The code generator uses several blocks of page zero variables.
The linker knows the page zero usage of each rom and keeps
track of all free and used page zero locations.

  *  The most important block of page zero variables contains 24
     general purpose word registers named `R0` to `R23`. This block is
     can be manually displaced using the command line option
     `--register-base=0x90` for instance. Register pairs named `L0` to
     `L22` can hold longs.  Register triplets named `F0` to `F21` can
     hold floats. Registers `R0` to `R7` are callee-saved and are
     often used for local variables. Registers `R8` to `R15` are used
     to pass arguments to functions. Registers `R15` to `R22` are used
     for temporaries.

  *  Additional registers include: word registers named `T0` to `T3`,
     scratch bytes `B0` and `B1`, long accumulator `LAC`, long
     accumulator extension byte `LAX`, floating point sign and
     exponent bytes `FAS` and `FAE`, and a stack pointer `SP`. ROMs
     that provide suitable native support may dictate the location
     some of these registers. Otherwise they are allocated by the
     linker in the upper half ot page zero. In general, these
     locations, as well as `sysArgs[0..7]`, can be used by the
     compiler or the runtime, and therefore are not safe to use
     from C programs.

   * Since the DEV7 rom offers a true 16 bits stack pointer, GLCC-2.0
     makes `SP` equal to `vSP`, allowing the use of efficient opcodes
     to access non-register local variables.

The function prologue first saves `vLR` and constructs a stack frame
by adjusting `SP`. It then saves the callee-saved registers onto the
stack.  Nonleaf functions save 'vLR' in the stack frame and copy the
argument passed in a registers to their final location. In contrast,
leaf functions keep arguments passed in registers where they are
because these registers are no longer needed for further calls.  In
the same vein, nonleaf functions allocate callee-saved registers for
local variables, whereas leaf functions use callee-saved registers in
last resort, often avoiding the construction of a stack-frame.
Leaf functions that do not need to allocate space on the
stack can use a register to save VLR and become entirely frameless.
Sometimes one can help this by using `register` when declaring local
variables. Saving `vLR` allows us to use `CALLI` as a long jump
without fearing to erase the function return address.
This is especially useful when one needs to hop over page boundaries.

The VCPU accumulator `vAC` is not treated by the compiler as a normal
register because there is essentially nothing the VCPU can do once the
accumulator is allocated to represent a particular variable or a temporary.
This would force the compiler to spill its content to a stack location
in ways that not only produce less efficient code, but often result
in an infinite loop because the spilling code must itself use `vAC`.
Instead, the GLCC code generator produces VCPU instructions in bursts
that are packed on a single line of the generated assembly code.
Each burst is in fact what LCC calls one instruction.
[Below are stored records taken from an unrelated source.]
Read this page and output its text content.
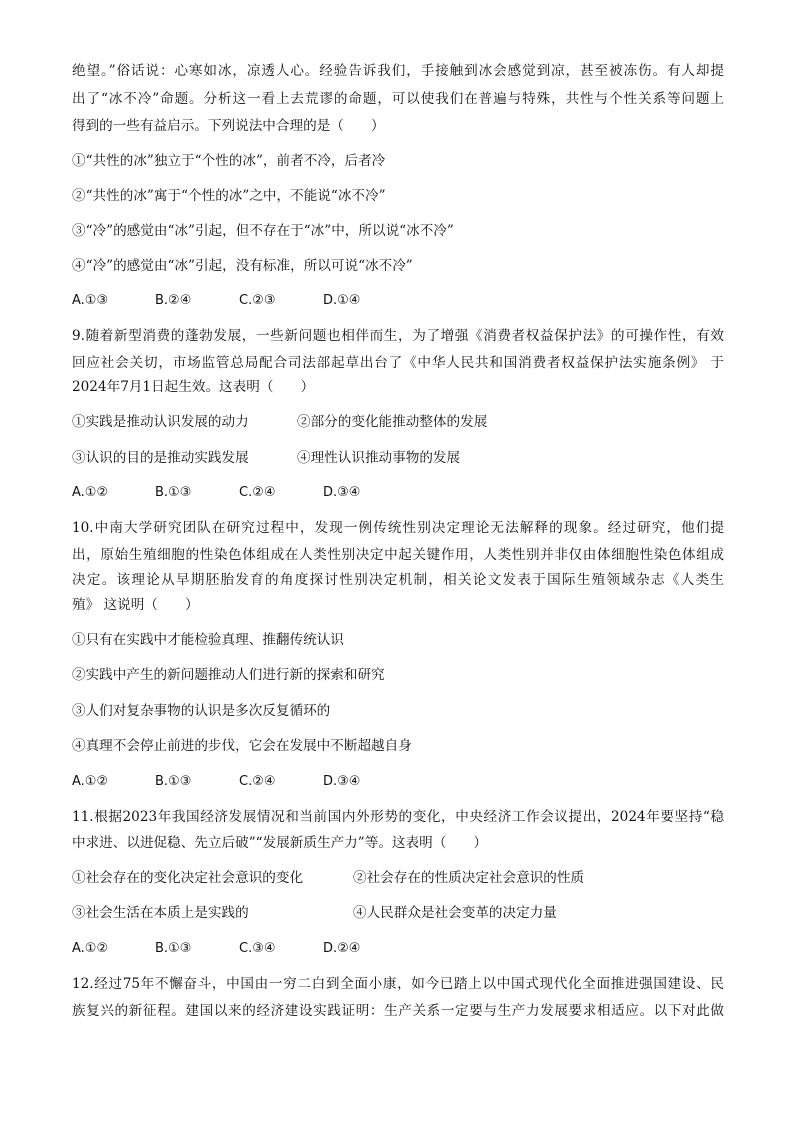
绝望。”俗话说：心寒如冰，凉透人心。经验告诉我们，手接触到冰会感觉到凉，甚至被冻伤。有人却提
出了“冰不冷”命题。分析这一看上去荒谬的命题，可以使我们在普遍与特殊，共性与个性关系等问题上
得到的一些有益启示。下列说法中合理的是（　　）
①“共性的冰”独立于“个性的冰”，前者不冷，后者冷
②“共性的冰”寓于“个性的冰”之中，不能说“冰不冷”
③“冷”的感觉由“冰”引起，但不存在于“冰”中，所以说“冰不冷”
④“冷”的感觉由“冰”引起，没有标准，所以可说“冰不冷”
A.①③	B.②④	C.②③	D.①④
9.随着新型消费的蓬勃发展，一些新问题也相伴而生，为了增强《消费者权益保护法》的可操作性，有效
回应社会关切，市场监管总局配合司法部起草出台了《中华人民共和国消费者权益保护法实施条例》 于
2024年7月1日起生效。这表明（　　）
①实践是推动认识发展的动力	②部分的变化能推动整体的发展
③认识的目的是推动实践发展	④理性认识推动事物的发展
A.①②	B.①③	C.②④	D.③④
10.中南大学研究团队在研究过程中，发现一例传统性别决定理论无法解释的现象。经过研究，他们提
出，原始生殖细胞的性染色体组成在人类性别决定中起关键作用，人类性别并非仅由体细胞性染色体组成
决定。该理论从早期胚胎发育的角度探讨性别决定机制，相关论文发表于国际生殖领域杂志《人类生
殖》 这说明（　　）
①只有在实践中才能检验真理、推翻传统认识
②实践中产生的新问题推动人们进行新的探索和研究
③人们对复杂事物的认识是多次反复循环的
④真理不会停止前进的步伐，它会在发展中不断超越自身
A.①②	B.①③	C.②④	D.③④
11.根据2023年我国经济发展情况和当前国内外形势的变化，中央经济工作会议提出，2024年要坚持“稳
中求进、以进促稳、先立后破”“发展新质生产力”等。这表明（　　）
①社会存在的变化决定社会意识的变化	②社会存在的性质决定社会意识的性质
③社会生活在本质上是实践的	④人民群众是社会变革的决定力量
A.①②	B.①③	C.③④	D.②④
12.经过75年不懈奋斗，中国由一穷二白到全面小康，如今已踏上以中国式现代化全面推进强国建设、民
族复兴的新征程。建国以来的经济建设实践证明：生产关系一定要与生产力发展要求相适应。以下对此做
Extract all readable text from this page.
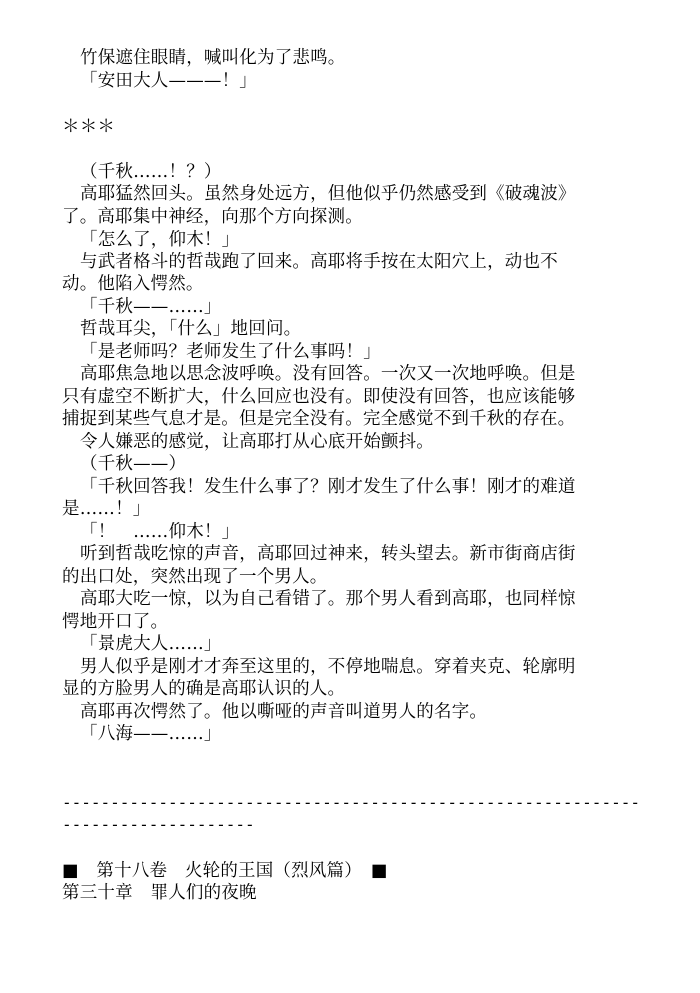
竹保遮住眼睛，喊叫化为了悲鸣。
「安田大人———！」
＊＊＊
（千秋……！？）
高耶猛然回头。虽然身处远方，但他似乎仍然感受到《破魂波》
了。高耶集中神经，向那个方向探测。
「怎么了，仰木！」
与武者格斗的哲哉跑了回来。高耶将手按在太阳穴上，动也不
动。他陷入愕然。
「千秋——……」
哲哉耳尖，「什么」地回问。
「是老师吗？老师发生了什么事吗！」
高耶焦急地以思念波呼唤。没有回答。一次又一次地呼唤。但是
只有虚空不断扩大，什么回应也没有。即使没有回答，也应该能够
捕捉到某些气息才是。但是完全没有。完全感觉不到千秋的存在。
令人嫌恶的感觉，让高耶打从心底开始颤抖。
（千秋——）
「千秋回答我！发生什么事了？刚才发生了什么事！刚才的难道
是……！」
「！　……仰木！」
听到哲哉吃惊的声音，高耶回过神来，转头望去。新市街商店街
的出口处，突然出现了一个男人。
高耶大吃一惊，以为自己看错了。那个男人看到高耶，也同样惊
愕地开口了。
「景虎大人……」
男人似乎是刚才才奔至这里的，不停地喘息。穿着夹克、轮廓明
显的方脸男人的确是高耶认识的人。
高耶再次愕然了。他以嘶哑的声音叫道男人的名字。
「八海——……」
------------------------------------------------------------
--------------------
■　第十八卷　火轮的王国（烈风篇）　■
第三十章　罪人们的夜晚
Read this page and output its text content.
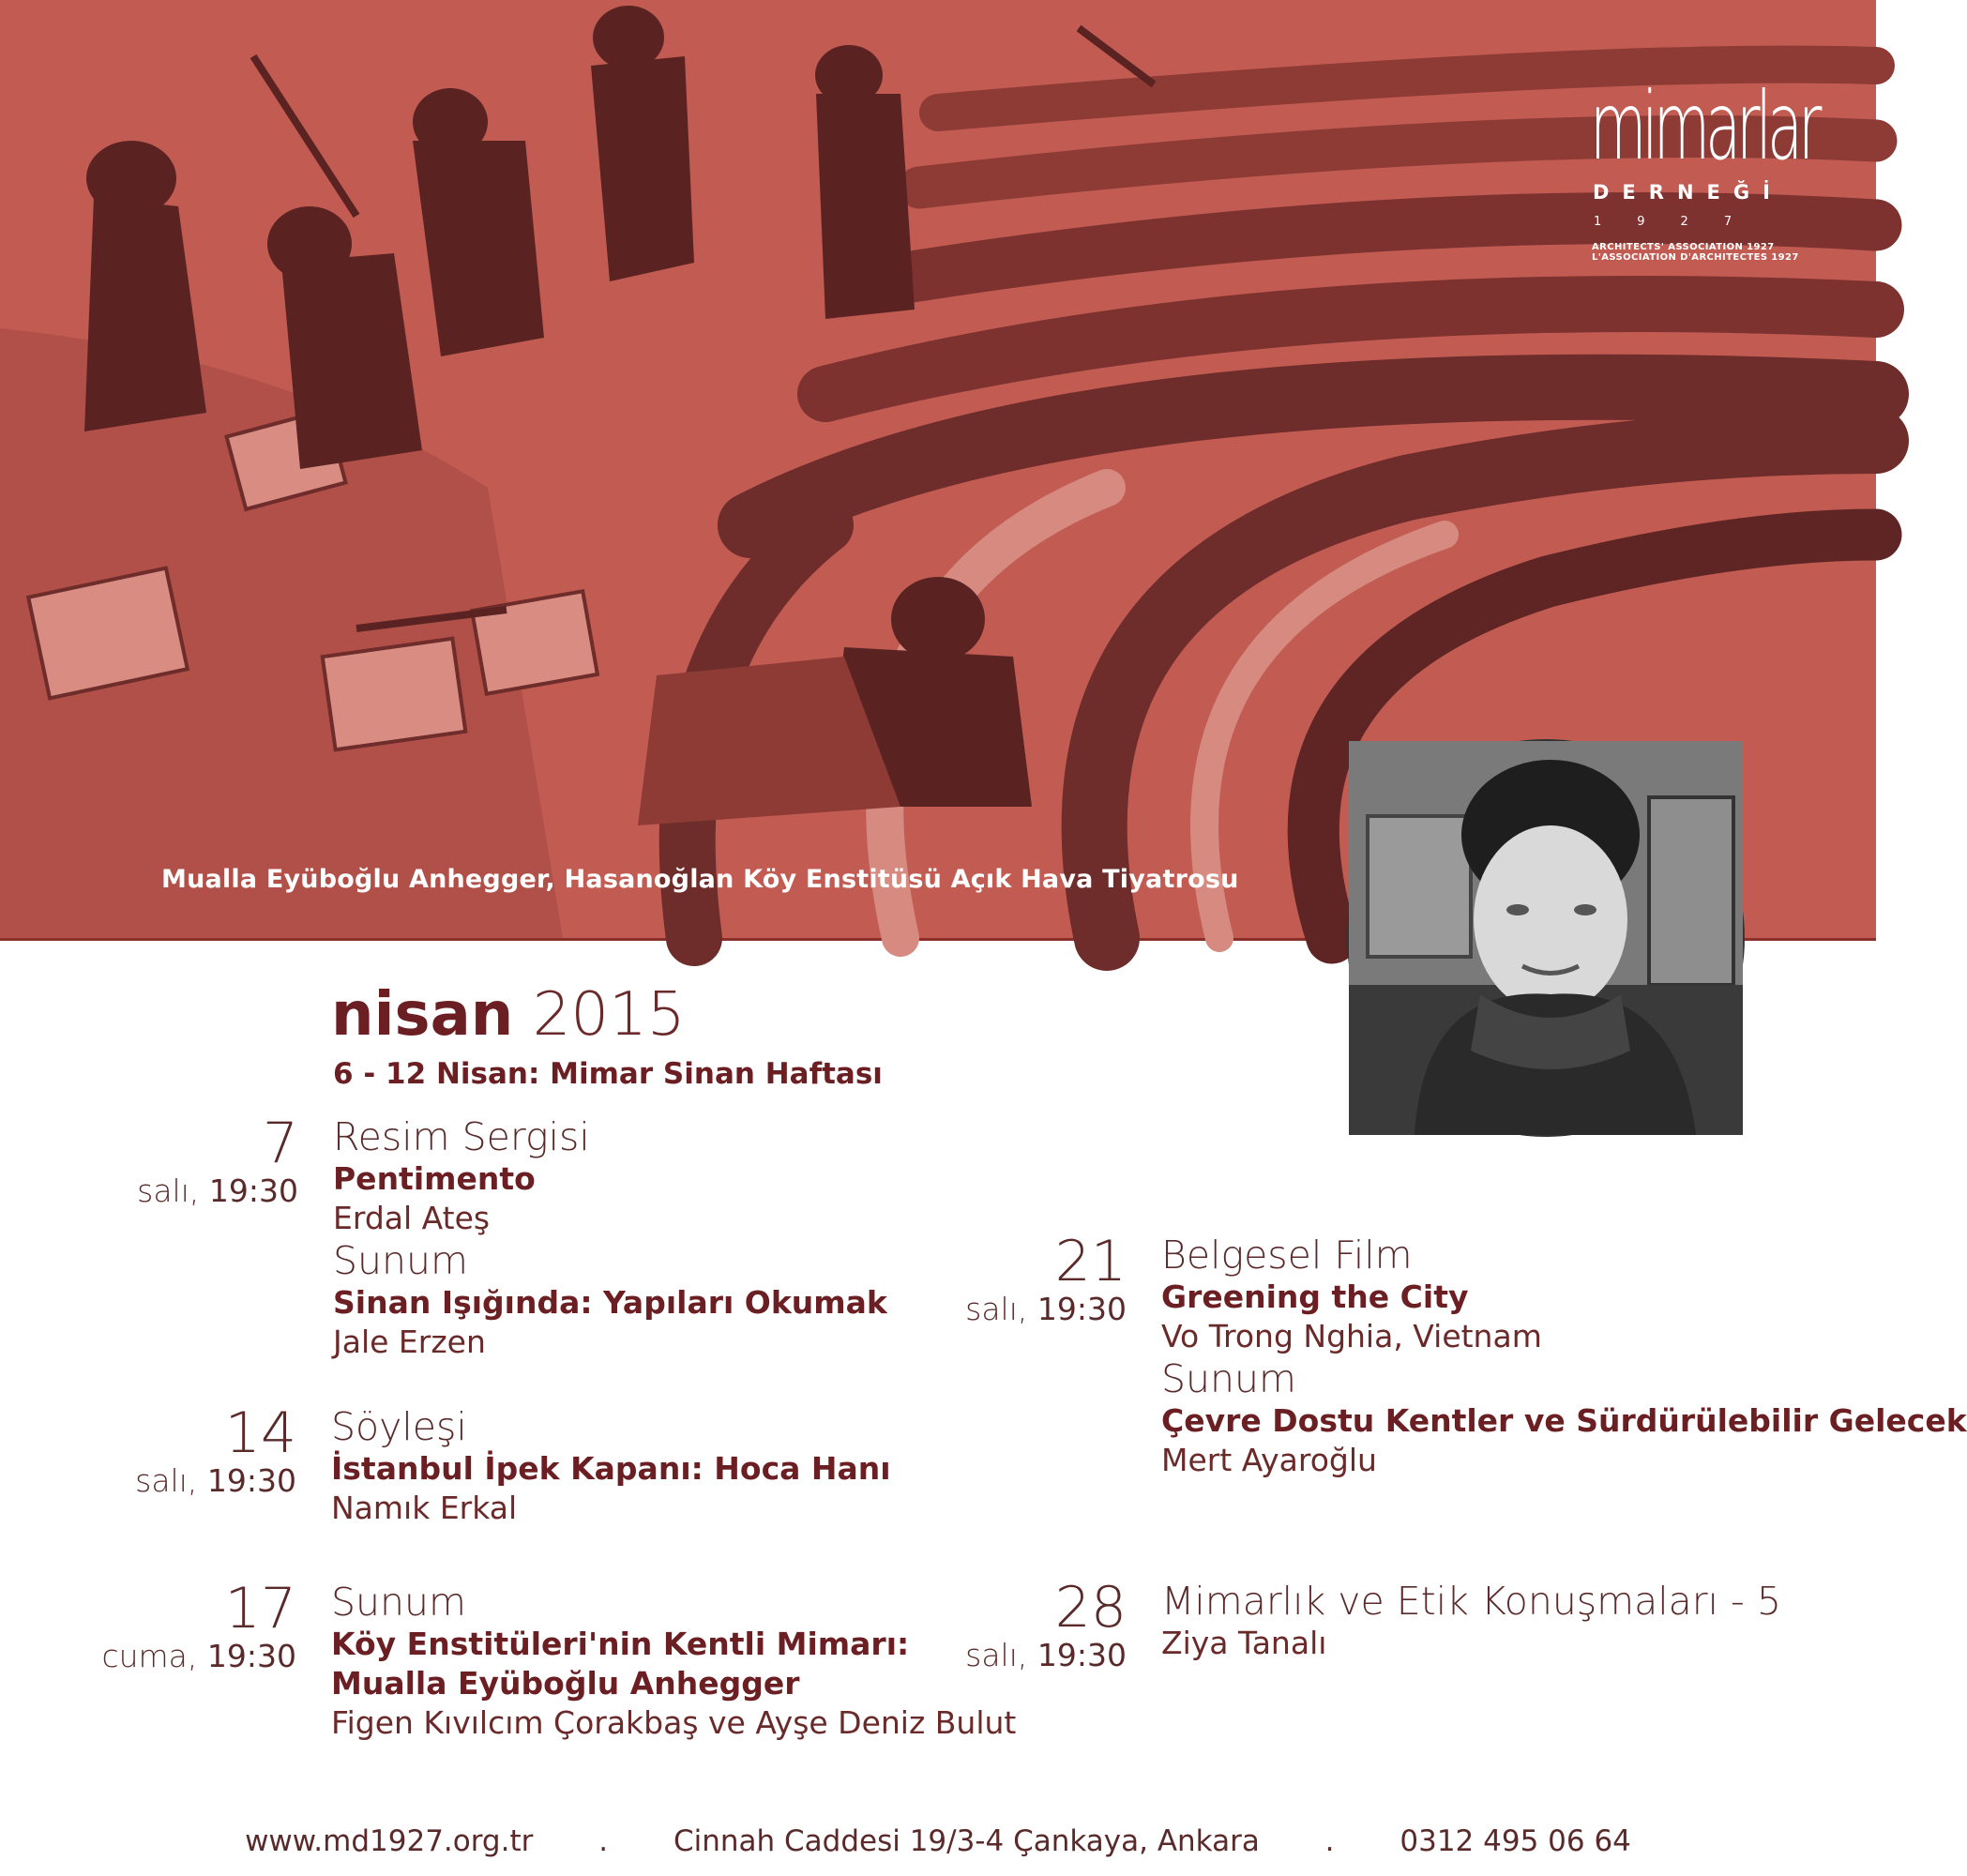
Mualla Eyüboğlu Anhegger, Hasanoğlan Köy Enstitüsü Açık Hava Tiyatrosu
mimarlar
DERNEĞİ
1927
ARCHITECTS' ASSOCIATION 1927
L'ASSOCIATION D'ARCHITECTES 1927
nisan 2015
6 - 12 Nisan: Mimar Sinan Haftası
7
salı, 19:30
Resim Sergisi
Pentimento
Erdal Ateş
Sunum
Sinan Işığında: Yapıları Okumak
Jale Erzen
14
salı, 19:30
Söyleşi
İstanbul İpek Kapanı: Hoca Hanı
Namık Erkal
17
cuma, 19:30
Sunum
Köy Enstitüleri'nin Kentli Mimarı:
Mualla Eyüboğlu Anhegger
Figen Kıvılcım Çorakbaş ve Ayşe Deniz Bulut
21
salı, 19:30
Belgesel Film
Greening the City
Vo Trong Nghia, Vietnam
Sunum
Çevre Dostu Kentler ve Sürdürülebilir Gelecek
Mert Ayaroğlu
28
salı, 19:30
Mimarlık ve Etik Konuşmaları - 5
Ziya Tanalı
www.md1927.org.tr . Cinnah Caddesi 19/3-4 Çankaya, Ankara . 0312 495 06 64
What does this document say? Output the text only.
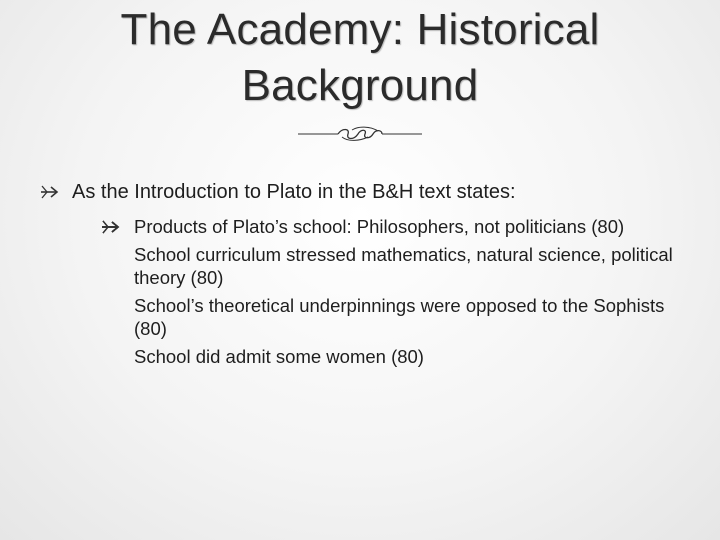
The Academy: Historical Background
As the Introduction to Plato in the B&H text states:
Products of Plato’s school: Philosophers, not politicians (80)
School curriculum stressed mathematics, natural science, political theory (80)
School’s theoretical underpinnings were opposed to the Sophists (80)
School did admit some women (80)
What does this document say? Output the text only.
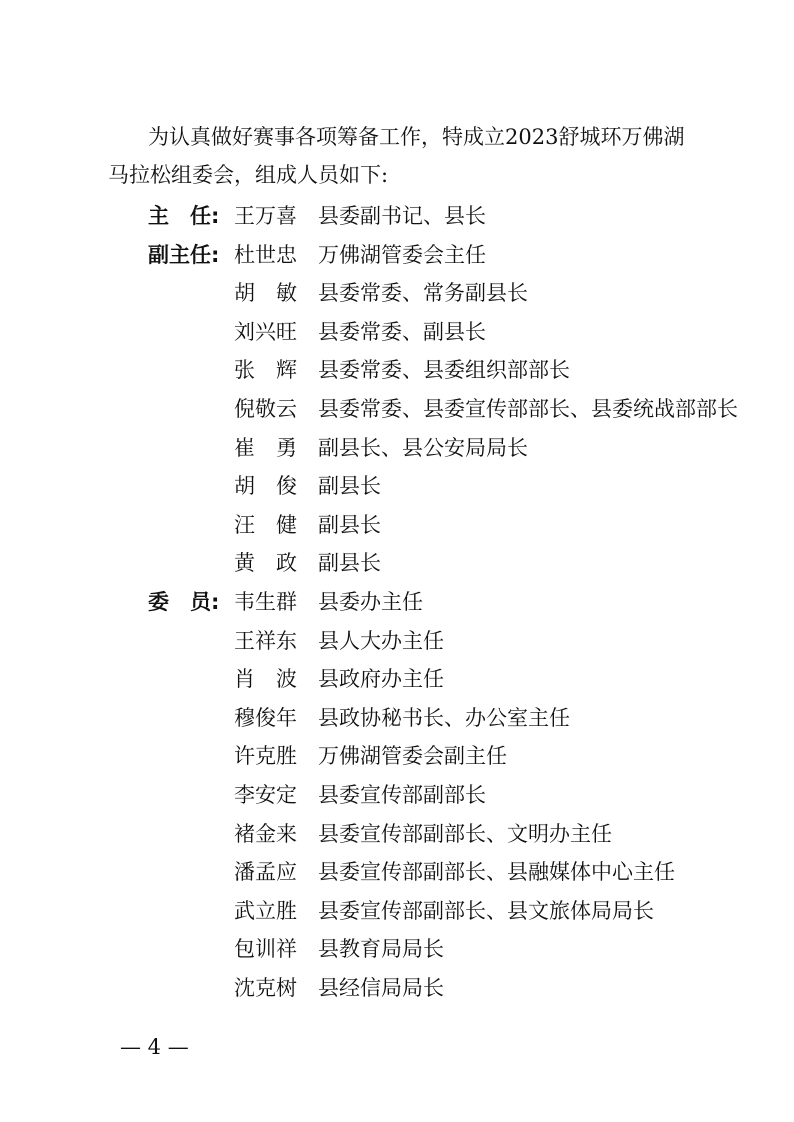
为认真做好赛事各项筹备工作，特成立2023舒城环万佛湖马拉松组委会，组成人员如下:

主　任: 王万喜	县委副书记、县长
副主任: 杜世忠	万佛湖管委会主任
胡　敏	县委常委、常务副县长
刘兴旺	县委常委、副县长
张　辉	县委常委、县委组织部部长
倪敬云	县委常委、县委宣传部部长、县委统战部部长
崔　勇	副县长、县公安局局长
胡　俊	副县长
汪　健	副县长
黄　政	副县长
委　员: 韦生群	县委办主任
王祥东	县人大办主任
肖　波	县政府办主任
穆俊年	县政协秘书长、办公室主任
许克胜	万佛湖管委会副主任
李安定	县委宣传部副部长
褚金来	县委宣传部副部长、文明办主任
潘孟应	县委宣传部副部长、县融媒体中心主任
武立胜	县委宣传部副部长、县文旅体局局长
包训祥	县教育局局长
沈克树	县经信局局长
— 4 —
Bursts are
produced by subverting the mechanisms defined by LCC to construct
various parts of a typical CPU instruction such as the mnemonic,
the address mode, etc. The VCPU accumulator `vAC` is treated as a scratch
register inside a burst. Meanwhile LCC allocates zero page registers
to pass data across bursts. This approach avoid the spilling problems
but sometimes needs improving because it does not keep track
of what data is left on the accumulator after each burst.
This has been improved by a `preralloc` pass that tries to eliminate
temporaries that can be passed through vAC, and by a state machine
in the instruction emitter which conservatively maintains assertions
about register or accumulator equality which can be used to
simplify the code.

The compiler produces a python file that first define a function for each
code or data fragment. The file then constructs a module that
holds a list of all the fragments, as well as all the imported and
exported symbols. The linker/assembler `glink` can read such files
or can read a library file that is merely the concatenation
of individual modules.  Each fragment is represented as a function
that calls predefined functions whose uppercase name mirrors the name
of the instruction they emit. Additional functions implement synthetic
opcodes that can be implemented differently by different VCPU versions.
More predefined functions are used to define labels or control
when to check for a page boundary. The source of truth for
all this is the file `glink.py`.

The linker collects all the code and data fragments generated by the compiler.
It then analyzes import and exports to determine which ones should be
kept. It tries hard to place short functions into single segments in order
to avoid costly hops. Then it iterates until all symbols are resolved and
all symbol value dependent code is stabilized. Finally it produces a
familar `GT1` file.